I am a Technical Supervisor for an outdoor theatre. We use Mipro wireless system. My issue with the wireless belt packs is that actors break the cable connection at the base of the belt pack on a reoccurring basis. We have attempted everything to prevent this. The cables are expensive to replace. My thought was to have actors wear suspenders under their costumes and attach the beltpack on their upper back. But I was thinking that another way to eliminate pressure against the connection to the belt pack was to more or less put the belt pack in a hard sleeve. Something that will slide over the top and protect that connection. Does anyone have any ideas of something that would be cheap and easy to use?


----------



## chausman (Jan 25, 2012)

Create a loop in the cable and use a rubber band to keep the loop.
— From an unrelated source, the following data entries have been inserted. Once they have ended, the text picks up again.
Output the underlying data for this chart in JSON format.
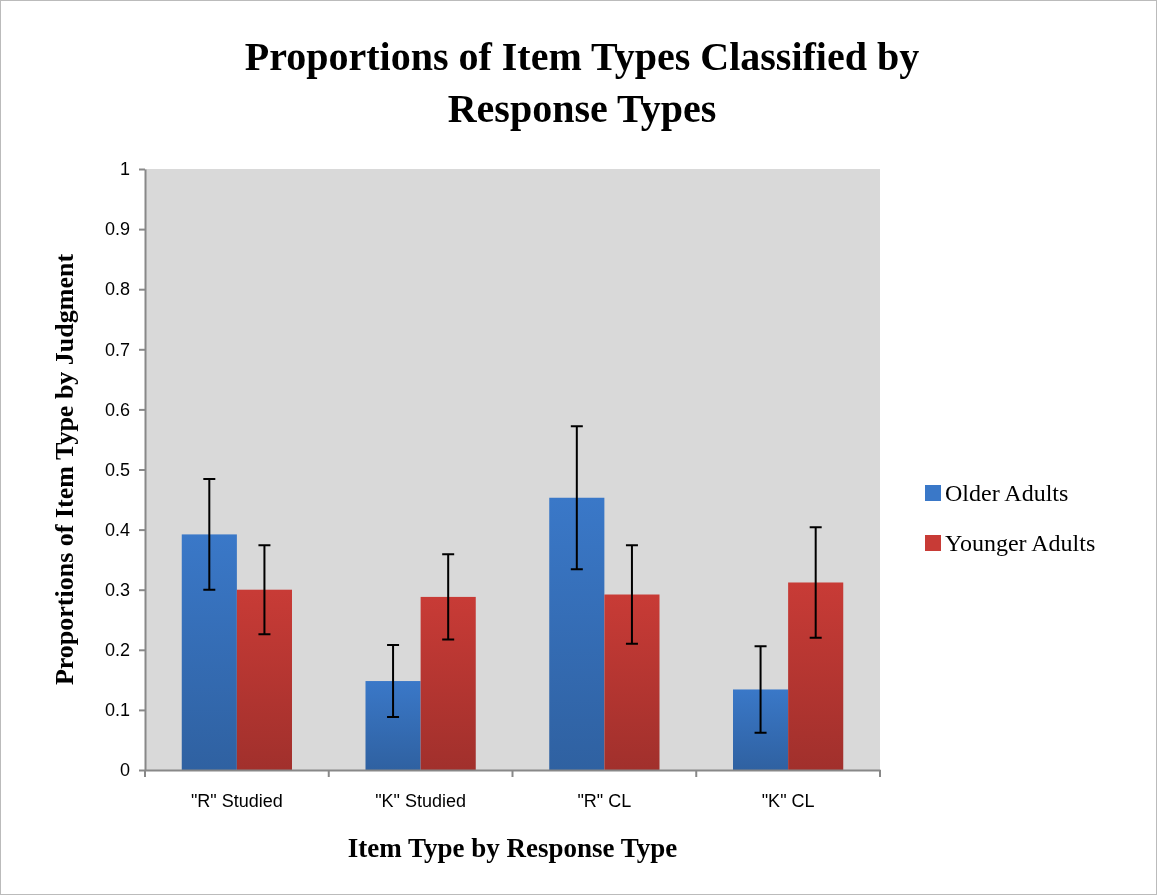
{
  "chart_data": {
    "type": "bar",
    "title": "Proportions of Item Types Classified by Response Types",
    "xlabel": "Item Type by Response Type",
    "ylabel": "Proportions of Item Type by Judgment",
    "categories": [
      "\"R\" Studied",
      "\"K\" Studied",
      "\"R\" CL",
      "\"K\" CL"
    ],
    "series": [
      {
        "name": "Older Adults",
        "color": "#3a78c8",
        "values": [
          0.392,
          0.148,
          0.453,
          0.134
        ],
        "errors": [
          0.092,
          0.06,
          0.119,
          0.072
        ]
      },
      {
        "name": "Younger Adults",
        "color": "#c83b36",
        "values": [
          0.3,
          0.288,
          0.292,
          0.312
        ],
        "errors": [
          0.074,
          0.071,
          0.082,
          0.092
        ]
      }
    ],
    "ylim": [
      0,
      1
    ],
    "yticks": [
      0,
      0.1,
      0.2,
      0.3,
      0.4,
      0.5,
      0.6,
      0.7,
      0.8,
      0.9,
      1
    ],
    "grid": false,
    "legend": "right"
  }
}
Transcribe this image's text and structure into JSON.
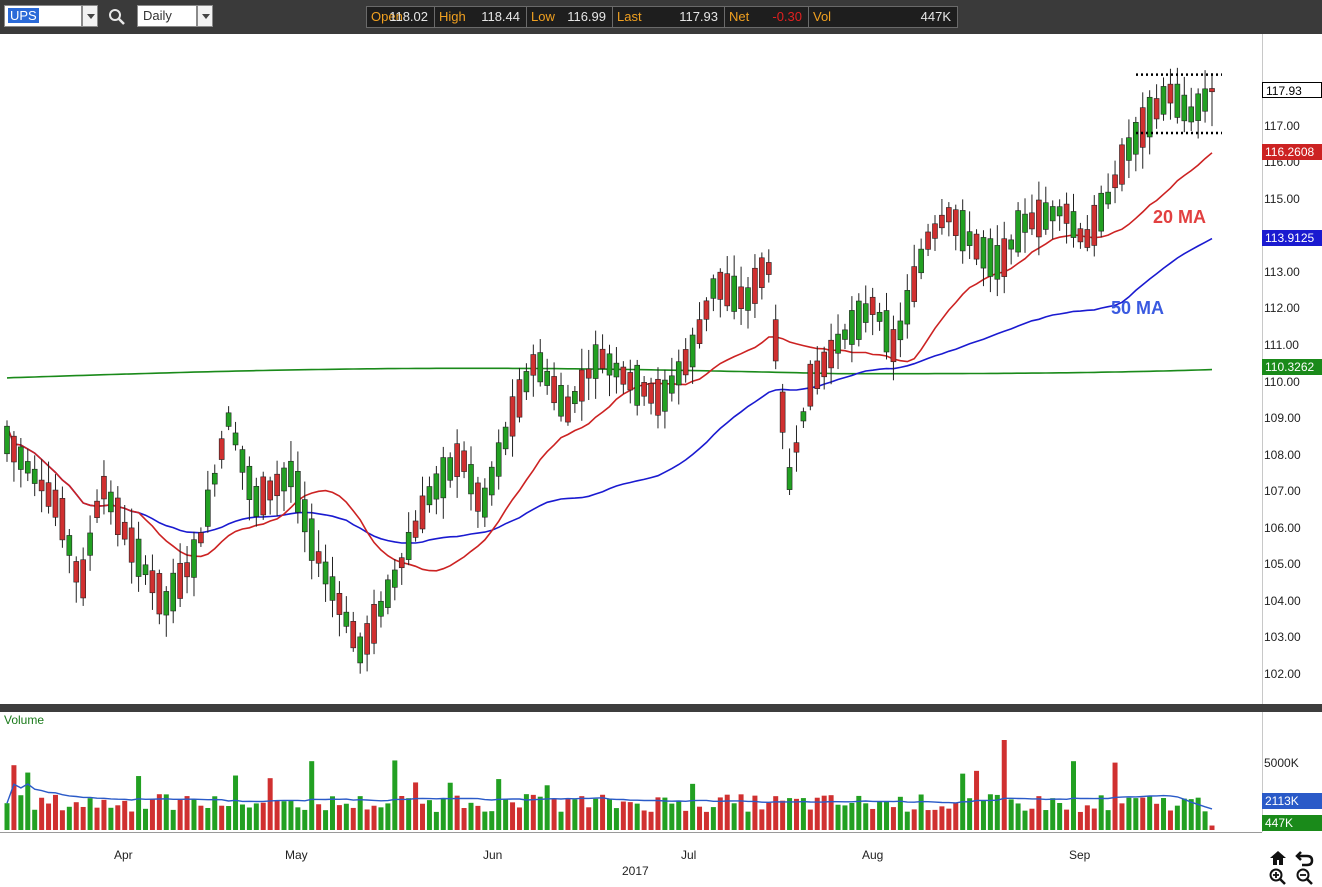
{
  "toolbar": {
    "symbol": "UPS",
    "period": "Daily"
  },
  "quote": [
    {
      "label": "Open",
      "value": "118.02",
      "color": "#e6e6e6"
    },
    {
      "label": "High",
      "value": "118.44",
      "color": "#e6e6e6"
    },
    {
      "label": "Low",
      "value": "116.99",
      "color": "#e6e6e6"
    },
    {
      "label": "Last",
      "value": "117.93",
      "color": "#e6e6e6"
    },
    {
      "label": "Net",
      "value": "-0.30",
      "color": "#e02020"
    },
    {
      "label": "Vol",
      "value": "447K",
      "color": "#e6e6e6"
    }
  ],
  "chart": {
    "price_ticks": [
      "118.00",
      "117.00",
      "116.00",
      "115.00",
      "114.00",
      "113.00",
      "112.00",
      "111.00",
      "110.00",
      "109.00",
      "108.00",
      "107.00",
      "106.00",
      "105.00",
      "104.00",
      "103.00",
      "102.00"
    ],
    "last_price_tag": "117.93",
    "ma20_tag": "116.2608",
    "ma50_tag": "113.9125",
    "ma200_tag": "110.3262",
    "ma20_label": "20 MA",
    "ma50_label": "50 MA",
    "volume_title": "Volume",
    "volume_ticks": [
      "5000K",
      "0"
    ],
    "volume_avg_tag": "2113K",
    "volume_last_tag": "447K",
    "month_labels": [
      "Apr",
      "May",
      "Jun",
      "Jul",
      "Aug",
      "Sep"
    ],
    "year_label": "2017",
    "colors": {
      "up": "#22a022",
      "down": "#d03030",
      "ma20": "#cc2222",
      "ma50": "#1a1ad0",
      "ma200": "#1a8a1a",
      "vol_avg": "#2a5ac8"
    }
  },
  "chart_data": {
    "type": "candlestick",
    "ylim": [
      101.4,
      119.0
    ],
    "date_range": [
      "2017-03-06",
      "2017-09-25"
    ],
    "last": {
      "open": 118.02,
      "high": 118.44,
      "low": 116.99,
      "close": 117.93,
      "volume_k": 447
    },
    "ma20_last": 116.2608,
    "ma50_last": 113.9125,
    "ma200_last": 110.3262,
    "volume_avg_last_k": 2113,
    "annotation": {
      "type": "consolidation-box",
      "top": 118.4,
      "bottom": 116.8,
      "from": "2017-09-11",
      "to": "2017-09-25"
    }
  },
  "icons": [
    "search-icon",
    "home-icon",
    "undo-icon",
    "zoom-in-icon",
    "zoom-out-icon"
  ]
}
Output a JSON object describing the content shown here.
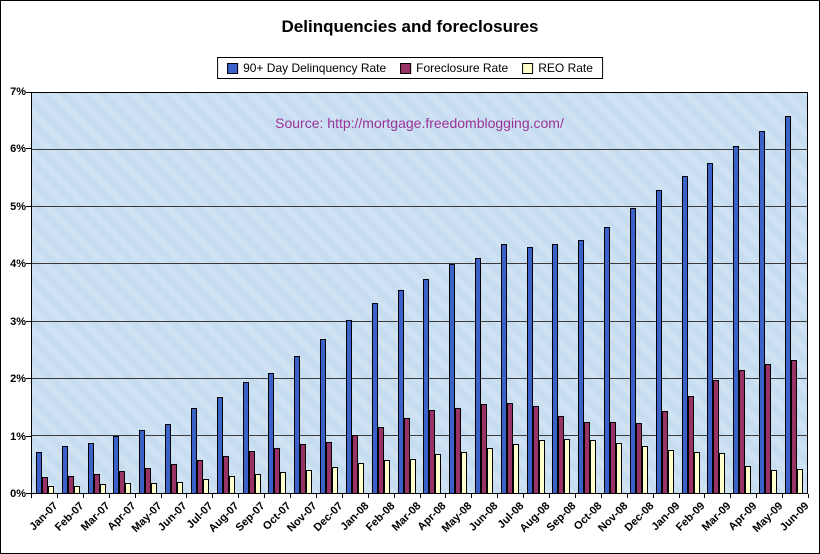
{
  "source_text": "Source: http://mortgage.freedomblogging.com/",
  "colors": {
    "plot_background": "#C9DFF2",
    "gridline": "#3A3A3A",
    "source_text": "#993399",
    "delinquency_bar": "#3A62C9",
    "foreclosure_bar": "#993366",
    "reo_bar": "#FFFFCC"
  },
  "chart_data": {
    "type": "bar",
    "title": "Delinquencies and foreclosures",
    "xlabel": "",
    "ylabel": "",
    "ylim": [
      0,
      7
    ],
    "grid": true,
    "legend_position": "top",
    "ytick_labels": [
      "0%",
      "1%",
      "2%",
      "3%",
      "4%",
      "5%",
      "6%",
      "7%"
    ],
    "categories": [
      "Jan-07",
      "Feb-07",
      "Mar-07",
      "Apr-07",
      "May-07",
      "Jun-07",
      "Jul-07",
      "Aug-07",
      "Sep-07",
      "Oct-07",
      "Nov-07",
      "Dec-07",
      "Jan-08",
      "Feb-08",
      "Mar-08",
      "Apr-08",
      "May-08",
      "Jun-08",
      "Jul-08",
      "Aug-08",
      "Sep-08",
      "Oct-08",
      "Nov-08",
      "Dec-08",
      "Jan-09",
      "Feb-09",
      "Mar-09",
      "Apr-09",
      "May-09",
      "Jun-09"
    ],
    "series": [
      {
        "name": "90+ Day Delinquency Rate",
        "color": "#3A62C9",
        "values": [
          0.72,
          0.82,
          0.87,
          1.0,
          1.1,
          1.2,
          1.48,
          1.68,
          1.95,
          2.1,
          2.4,
          2.7,
          3.02,
          3.32,
          3.55,
          3.75,
          4.0,
          4.12,
          4.35,
          4.3,
          4.35,
          4.43,
          4.65,
          4.98,
          5.3,
          5.55,
          5.78,
          6.08,
          6.33,
          6.6
        ]
      },
      {
        "name": "Foreclosure Rate",
        "color": "#993366",
        "values": [
          0.28,
          0.3,
          0.33,
          0.38,
          0.43,
          0.5,
          0.58,
          0.65,
          0.73,
          0.78,
          0.85,
          0.9,
          1.02,
          1.15,
          1.32,
          1.45,
          1.48,
          1.55,
          1.57,
          1.53,
          1.35,
          1.25,
          1.25,
          1.22,
          1.43,
          1.7,
          1.98,
          2.15,
          2.25,
          2.32
        ]
      },
      {
        "name": "REO Rate",
        "color": "#FFFFCC",
        "values": [
          0.12,
          0.13,
          0.15,
          0.17,
          0.18,
          0.2,
          0.25,
          0.3,
          0.33,
          0.37,
          0.4,
          0.45,
          0.52,
          0.57,
          0.6,
          0.68,
          0.72,
          0.78,
          0.85,
          0.93,
          0.95,
          0.92,
          0.88,
          0.82,
          0.75,
          0.72,
          0.7,
          0.48,
          0.4,
          0.42
        ]
      }
    ]
  }
}
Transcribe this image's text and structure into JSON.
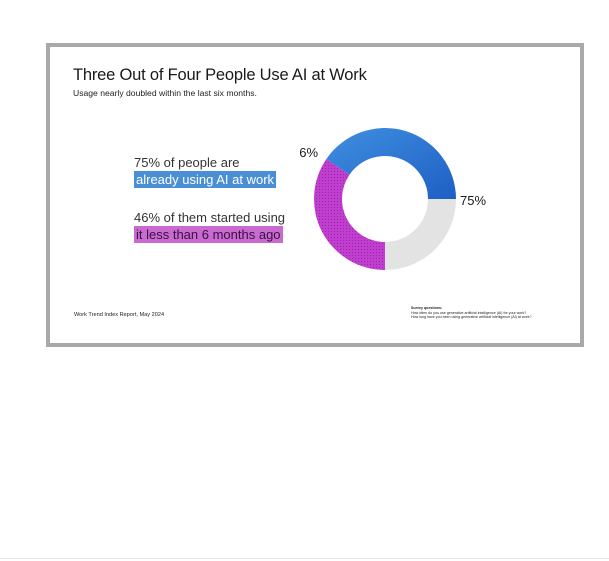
{
  "slide": {
    "title": "Three Out of Four People Use AI at Work",
    "subtitle": "Usage nearly doubled within the last six months."
  },
  "stats": {
    "stat1_line1": "75% of people are",
    "stat1_line2": "already using AI at work",
    "stat2_line1": "46% of them started using",
    "stat2_line2": "it less than 6 months ago"
  },
  "footer": {
    "source": "Work Trend Index Report, May 2024",
    "survey_heading": "Survey questions:",
    "survey_q1": "How often do you use generative artificial intelligence (AI) for your work?",
    "survey_q2": "How long have you been using generative artificial intelligence (AI) at work?"
  },
  "colors": {
    "blue": "#2f7ad6",
    "purple": "#c13fcf",
    "gray": "#e3e3e3"
  },
  "chart_data": {
    "type": "pie",
    "donut": true,
    "series": [
      {
        "label": "75%",
        "value": 75,
        "segments": [
          {
            "value": 40.5,
            "color": "#2f7ad6"
          },
          {
            "value": 34.5,
            "color": "#c13fcf"
          }
        ]
      },
      {
        "value": 25,
        "color": "#e3e3e3"
      }
    ],
    "inner_label": "46%",
    "outer_label": "75%"
  }
}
Then they "should" not put as much pressure on the connections. Also make sure that EVERYONE knows that when you put the Mics away, you NEVER wrap the cable tightly, as that also causes damage quickly.


----------



## MarshallPope (Jan 25, 2012)

chausman said:


> Create a loop in the cable and use a rubber band to keep the loop. Then they "should" not put as much pressure on the connections. Also make sure that EVERYONE knows that when you put the Mics away, you NEVER wrap the cable tightly, as that also causes damage quickly.


 
If I was paid extra for every time I've given the "no wrapping" speech during each given production...


----------



## pacman (Jan 26, 2012)

MarshallPope said:


> If I was paid extra for every time I've given the "no wrapping" speech during each given production...


 
Ditto, ditto!!!


----------



## jonliles (Jan 27, 2012)

That's exactly why I store my elements in individual zip top bags. They stay loose in the bag and the bag keeps them from getting interwined with the cables of other elements. One portable file cabinet later, everything is safe in their own bags


----------



## JohnD (Apr 16, 2018)

I recently posted a link to this thread and the naked guys mic pac thread to another forum where this issue came up.
PSW
Here is an idea I hadn't seen before (post #9):


----------



## NickVon (Apr 16, 2018)

I prefer between the shoulder blades for Men and Women at all times, unless costume design becomes problematic. For women the rear bra strap height (or Bicep height, at middle of the back is great for Element and connection longevity. For men I don't have the X-elastic strap someone else mentioned, and just ask the actors to wear the elastic belts and neoprene belt "Above your the belly" and around your chest. It's not a BELT to hold your pants up, and will feel more comfortable and secure around the part of your body that doesn't flex. "It's also generally good for most stage action minus forward somersaults. Inside of the inner thigh i've done 3-4 times for tight or revealing fancy dress. Can we at least demand that all men are equipped with a under bra as part of their costumes?


----------



## jonliles (Apr 16, 2018)

JohnD said:


> I recently posted a link to this thread and the naked guys mic pac thread to another forum where this issue came up.
> PSW
> Here is an idea I hadn't seen before (post #9):View attachment 16256



I have a tone of old beer coozies!


----------